In January, in response to questions about the reopening of the courts, the judiciary said in a statement to Newsday, “The courts sat and services were provided every day during the pandemic…Hence the concept of “openness” is debatable.”

He also said he would continue to provide services electronically and virtually.

The statement also expressed concern for the safety of court users, including those called to serve on juries.

“That then imposes a very high duty of care on the judiciary to ensure the safety of jurors. In fact, it is included in the marshal’s oath.

“To assemble a jury of nine to 18, which is the actual size of our juries, we must, by law, assemble in Port of Spain, a group of at least 108; in San Fernando, a pool of at least 36, and in Tobago, a pool of at least 20.

“Of these, we eventually group between nine and 18 in each jury and place them to sit for long hours next to each other and to eat together (for which you have to remove your mask) and to sitting together in a small room for long periods of time which are sometimes days.

“In the meantime, we let them go home every day, often traveling by public transport and meeting other people at home and in the surrounding area. They come back every day.

In his email to Gobin, on the issue of witnesses, Archie said he did not want to transfer the issues of enclosed spaces and recirculated air to courtrooms where there are client centers of virtual access.

“I don’t share your perceptions about the ‘integrity of the trial process’. Witnesses can unmask themselves in VACCs. Have you used them?” he asked Gobin.

He also assured that if a judge wanted unrestricted access to the hall of justice and its chambers, he would ask the clerk and administrator of the civil courts to allow them, but stressed that their staff would continue on his list of days. alternatives.

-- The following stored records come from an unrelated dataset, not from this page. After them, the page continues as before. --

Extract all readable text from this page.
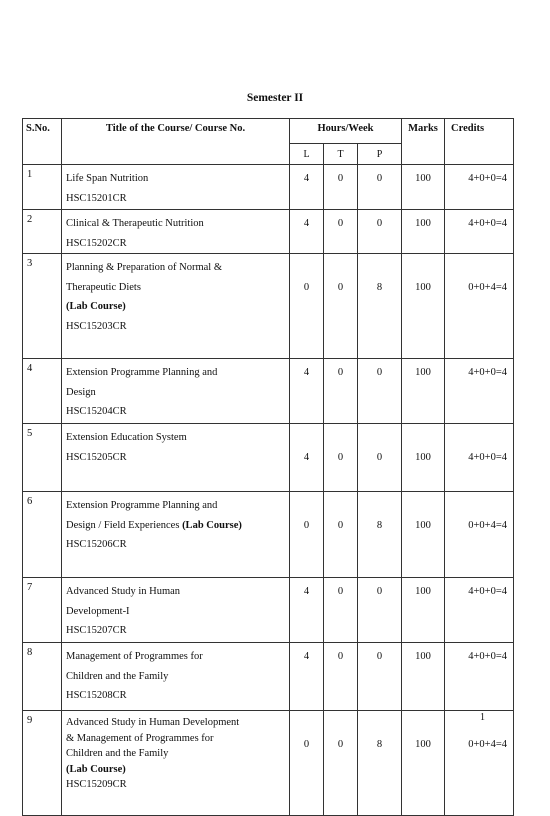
Semester II
S.No.	Title of the Course/ Course No.	Hours/Week			Marks	Credits
		L	T	P		
1	Life Span Nutrition
HSC15201CR	4	0	0	100	4+0+0=4
2	Clinical & Therapeutic Nutrition
HSC15202CR	4	0	0	100	4+0+0=4
3	Planning & Preparation of Normal &
Therapeutic Diets
(Lab Course)
HSC15203CR	0	0	8	100	0+0+4=4
4	Extension Programme Planning and
Design
HSC15204CR	4	0	0	100	4+0+0=4
5	Extension Education System
HSC15205CR	4	0	0	100	4+0+0=4
6	Extension Programme Planning and
Design / Field Experiences (Lab Course)
HSC15206CR	0	0	8	100	0+0+4=4
7	Advanced Study in Human
Development-I
HSC15207CR	4	0	0	100	4+0+0=4
8	Management of Programmes for
Children and the Family
HSC15208CR	4	0	0	100	4+0+0=4
9	Advanced Study in Human Development
& Management of Programmes for
Children and the Family
(Lab Course)
HSC15209CR	0	0	8	100	0+0+4=4
1
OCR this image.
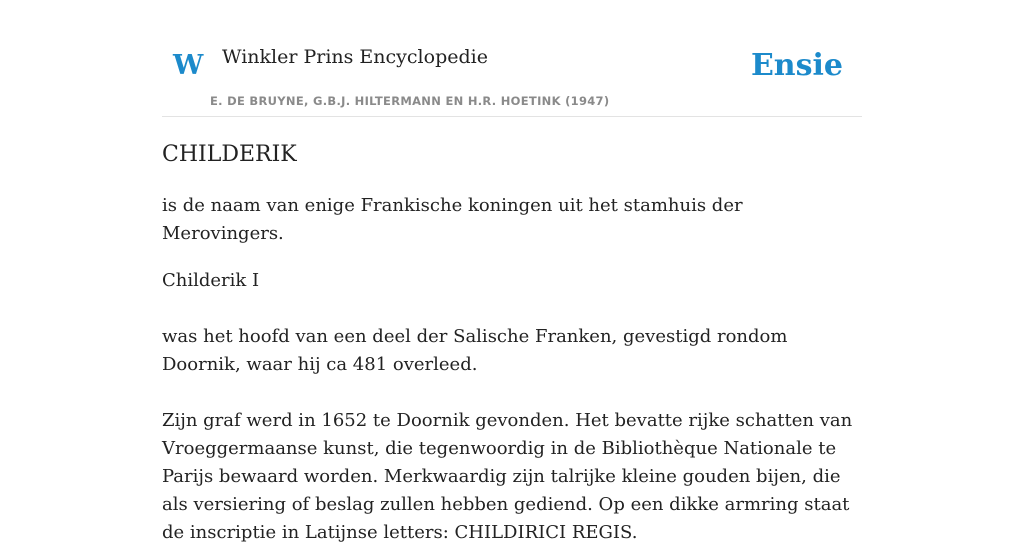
W Winkler Prins Encyclopedie
E. DE BRUYNE, G.B.J. HILTERMANN EN H.R. HOETINK (1947)
Ensie
CHILDERIK

is de naam van enige Frankische koningen uit het stamhuis der Merovingers.

Childerik I

was het hoofd van een deel der Salische Franken, gevestigd rondom Doornik, waar hij ca 481 overleed.

Zijn graf werd in 1652 te Doornik gevonden. Het bevatte rijke schatten van Vroeggermaanse kunst, die tegenwoordig in de Bibliothèque Nationale te Parijs bewaard worden. Merkwaardig zijn talrijke kleine gouden bijen, die als versiering of beslag zullen hebben gediend. Op een dikke armring staat de inscriptie in Latijnse letters: CHILDIRICI REGIS.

Gobin says she intends to return to her apartments and has expressed hope that her staff will also be allowed.

Civil court judges are expected to move to the International Waterfront Center soon. being renovated to accommodate the Criminal Courts while the O’Meara Jury Courts were nearing completion.

Seepersad, in its response to the email exchange, said access to justice is a fundamental pillar of a democratic society “and that we, as officers of the judiciary, must be prepared to defend him”.

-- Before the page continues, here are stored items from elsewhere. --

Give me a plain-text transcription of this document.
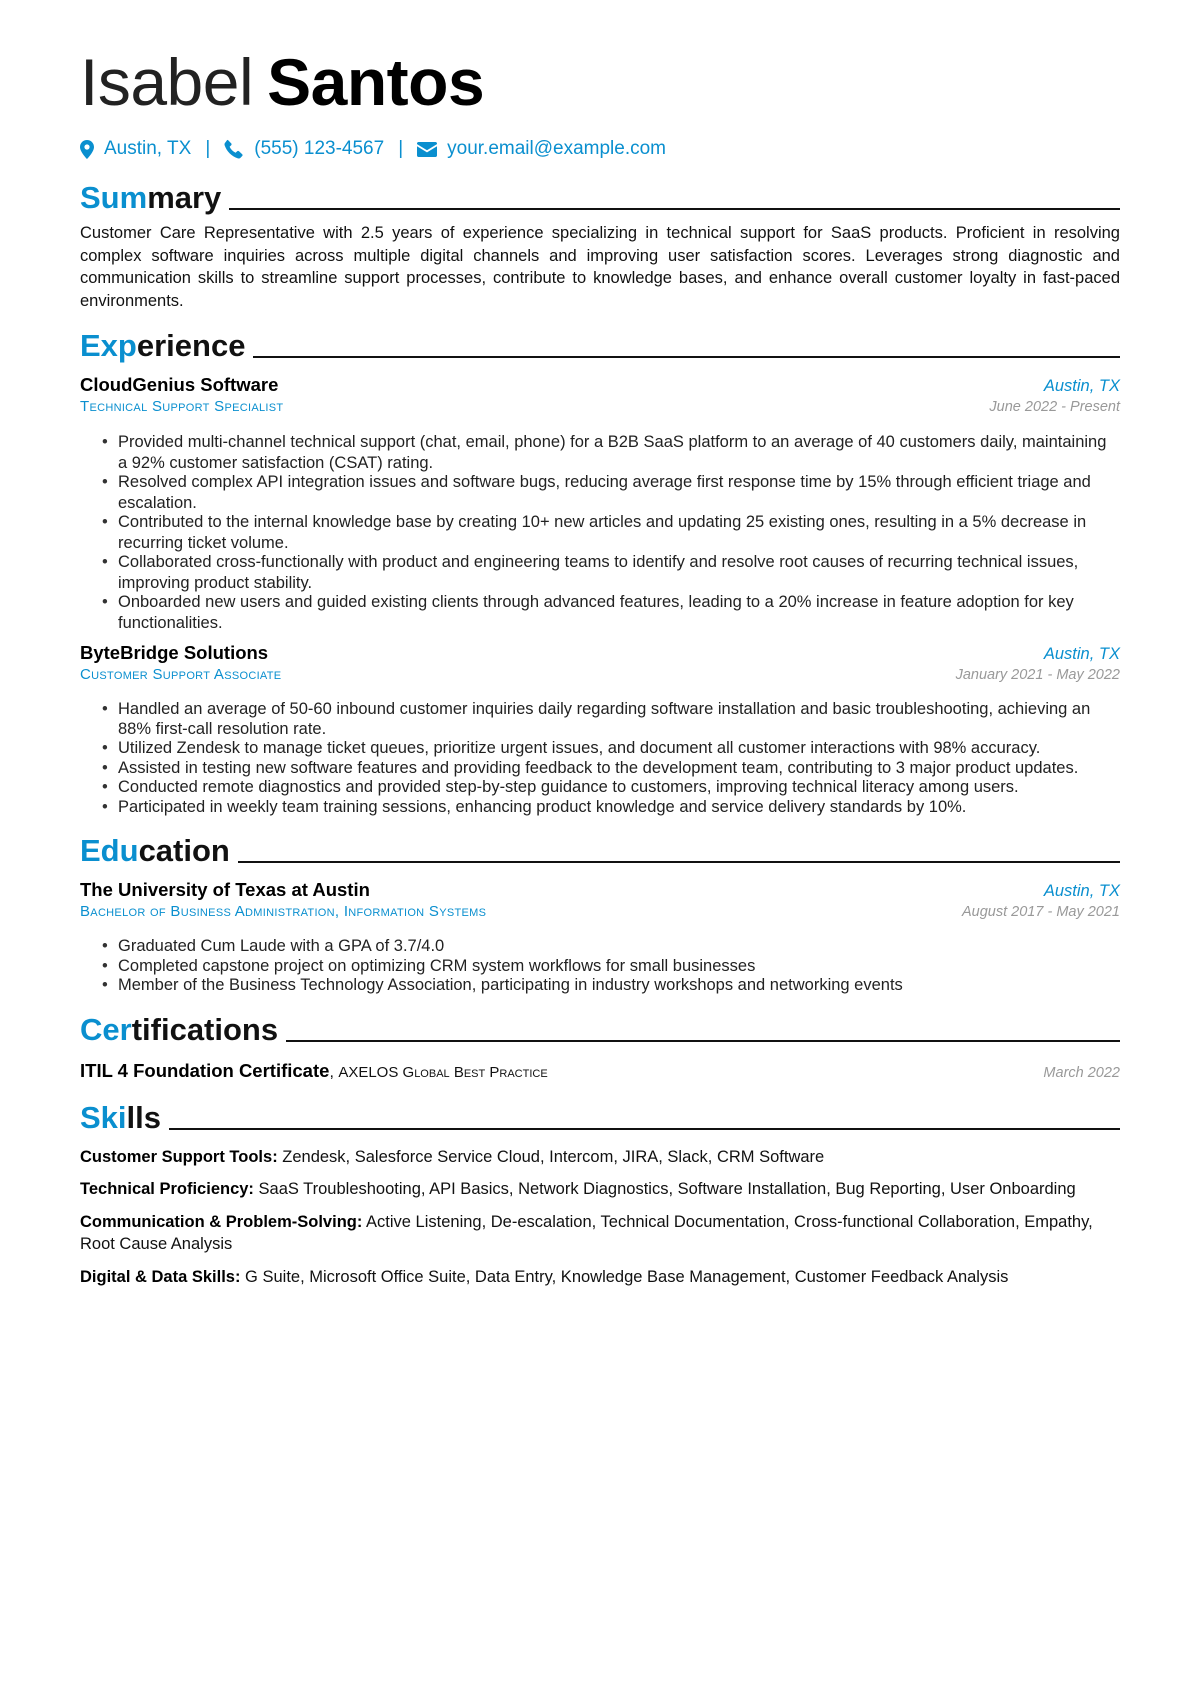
Isabel Santos
Austin, TX | (555) 123-4567 | your.email@example.com
Summary
Customer Care Representative with 2.5 years of experience specializing in technical support for SaaS products. Proficient in resolving complex software inquiries across multiple digital channels and improving user satisfaction scores. Leverages strong diagnostic and communication skills to streamline support processes, contribute to knowledge bases, and enhance overall customer loyalty in fast-paced environments.
Experience
CloudGenius Software	Austin, TX
Technical Support Specialist	June 2022 - Present
• Provided multi-channel technical support (chat, email, phone) for a B2B SaaS platform to an average of 40 customers daily, maintaining a 92% customer satisfaction (CSAT) rating.
• Resolved complex API integration issues and software bugs, reducing average first response time by 15% through efficient triage and escalation.
• Contributed to the internal knowledge base by creating 10+ new articles and updating 25 existing ones, resulting in a 5% decrease in recurring ticket volume.
• Collaborated cross-functionally with product and engineering teams to identify and resolve root causes of recurring technical issues, improving product stability.
• Onboarded new users and guided existing clients through advanced features, leading to a 20% increase in feature adoption for key functionalities.
ByteBridge Solutions	Austin, TX
Customer Support Associate	January 2021 - May 2022
• Handled an average of 50-60 inbound customer inquiries daily regarding software installation and basic troubleshooting, achieving an 88% first-call resolution rate.
• Utilized Zendesk to manage ticket queues, prioritize urgent issues, and document all customer interactions with 98% accuracy.
• Assisted in testing new software features and providing feedback to the development team, contributing to 3 major product updates.
• Conducted remote diagnostics and provided step-by-step guidance to customers, improving technical literacy among users.
• Participated in weekly team training sessions, enhancing product knowledge and service delivery standards by 10%.
Education
The University of Texas at Austin	Austin, TX
Bachelor of Business Administration, Information Systems	August 2017 - May 2021
• Graduated Cum Laude with a GPA of 3.7/4.0
• Completed capstone project on optimizing CRM system workflows for small businesses
• Member of the Business Technology Association, participating in industry workshops and networking events
Certifications
ITIL 4 Foundation Certificate, AXELOS Global Best Practice	March 2022
Skills
Customer Support Tools: Zendesk, Salesforce Service Cloud, Intercom, JIRA, Slack, CRM Software
Technical Proficiency: SaaS Troubleshooting, API Basics, Network Diagnostics, Software Installation, Bug Reporting, User Onboarding
Communication & Problem-Solving: Active Listening, De-escalation, Technical Documentation, Cross-functional Collaboration, Empathy, Root Cause Analysis
Digital & Data Skills: G Suite, Microsoft Office Suite, Data Entry, Knowledge Base Management, Customer Feedback Analysis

He said: “I find it difficult to understand how different views are assimilated when we as a body have not had a meeting for over two years.

“The public deserves open justice and in light of the new guidelines, I do not understand the position that has been communicated to staff.

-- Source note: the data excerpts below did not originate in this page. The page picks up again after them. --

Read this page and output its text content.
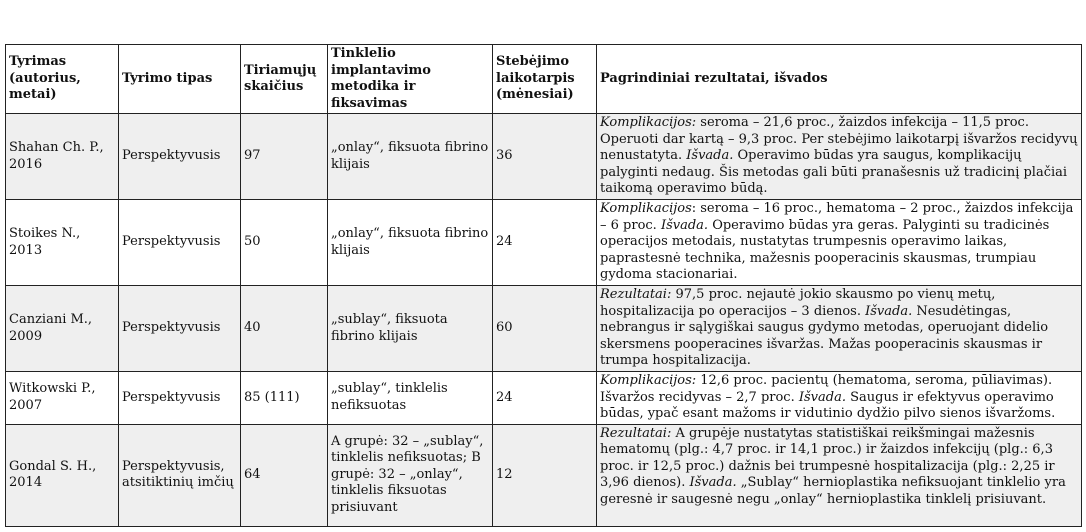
Tyrimas (autorius, metai)	Tyrimo tipas	Tiriamųjų skaičius	Tinklelio implantavimo metodika ir fiksavimas	Stebėjimo laikotarpis (mėnesiai)	Pagrindiniai rezultatai, išvados
Shahan Ch. P., 2016	Perspektyvusis	97	„onlay“, fiksuota fibrino klijais	36	Komplikacijos: seroma – 21,6 proc., žaizdos infekcija – 11,5 proc. Operuoti dar kartą – 9,3 proc. Per stebėjimo laikotarpį išvaržos recidyvų nenustatyta. Išvada. Operavimo būdas yra saugus, komplikacijų palyginti nedaug. Šis metodas gali būti pranašesnis už tradicinį plačiai taikomą operavimo būdą.
Stoikes N., 2013	Perspektyvusis	50	„onlay“, fiksuota fibrino klijais	24	Komplikacijos: seroma – 16 proc., hematoma – 2 proc., žaizdos infekcija – 6 proc. Išvada. Operavimo būdas yra geras. Palyginti su tradicinės operacijos metodais, nustatytas trumpesnis operavimo laikas, paprastesnė technika, mažesnis pooperacinis skausmas, trumpiau gydoma stacionariai.
Canziani M., 2009	Perspektyvusis	40	„sublay“, fiksuota fibrino klijais	60	Rezultatai: 97,5 proc. nejautė jokio skausmo po vienų metų, hospitalizacija po operacijos – 3 dienos. Išvada. Nesudėtingas, nebrangus ir sąlygiškai saugus gydymo metodas, operuojant didelio skersmens pooperacines išvaržas. Mažas pooperacinis skausmas ir trumpa hospitalizacija.
Witkowski P., 2007	Perspektyvusis	85 (111)	„sublay“, tinklelis nefiksuotas	24	Komplikacijos: 12,6 proc. pacientų (hematoma, seroma, pūliavimas). Išvaržos recidyvas – 2,7 proc. Išvada. Saugus ir efektyvus operavimo būdas, ypač esant mažoms ir vidutinio dydžio pilvo sienos išvaržoms.
Gondal S. H., 2014	Perspektyvusis, atsitiktinių imčių	64	A grupė: 32 – „sublay“, tinklelis nefiksuotas; B grupė: 32 – „onlay“, tinklelis fiksuotas prisiuvant	12	Rezultatai: A grupėje nustatytas statistiškai reikšmingai mažesnis hematomų (plg.: 4,7 proc. ir 14,1 proc.) ir žaizdos infekcijų (plg.: 6,3 proc. ir 12,5 proc.) dažnis bei trumpesnė hospitalizacija (plg.: 2,25 ir 3,96 dienos). Išvada. „Sublay“ hernioplastika nefiksuojant tinklelio yra geresnė ir saugesnė negu „onlay“ hernioplastika tinklelį prisiuvant.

“Many citizens are unemployed, but many court personnel, such as bailiffs, are paid but cannot carry out their professional duties from home.”

He also said fines, possibly in the millions, were not being collected, depriving the state of revenue, eroding the effectiveness of penalties and undermining the deterrent aspect of breaking the law.

He also expressed reservations about the integrity of the trial process in a virtual setting.

“Most importantly, our criminal justice system has almost come to a standstill, given the inability to conduct jury trials. How many criminal trials in the High Court have been completed since the onset of the pandemic? He asked.

Director of Public Prosecutions Roger Gaspard, SC, also expressed concern about the temporary restriction on jury trials in an affidavit in support of a stay of an Appeals Court ruling that now allows anyone accused of murder to apply for bail.

Gaspard raised the issue of court directives in the event of a covid19 pandemic issued by the Chief Justice.

Gaspard said that since March 2020, jury trials have been suspended, which would cause an unreasonable delay for a defendant to stand trial.

He said that when processing bail applications, prosecutors would not be able to reliably advance a firm trial date for any murder defendant wishing to have a jury trial.

“…I assert that it would be very difficult for a judicial officer to deny bail with existing practice directions,” Gaspard said.

The email exchange continued on Sunday, with Gobin saying she “will continue to fend for herself and rely only on the strength of her convictions.”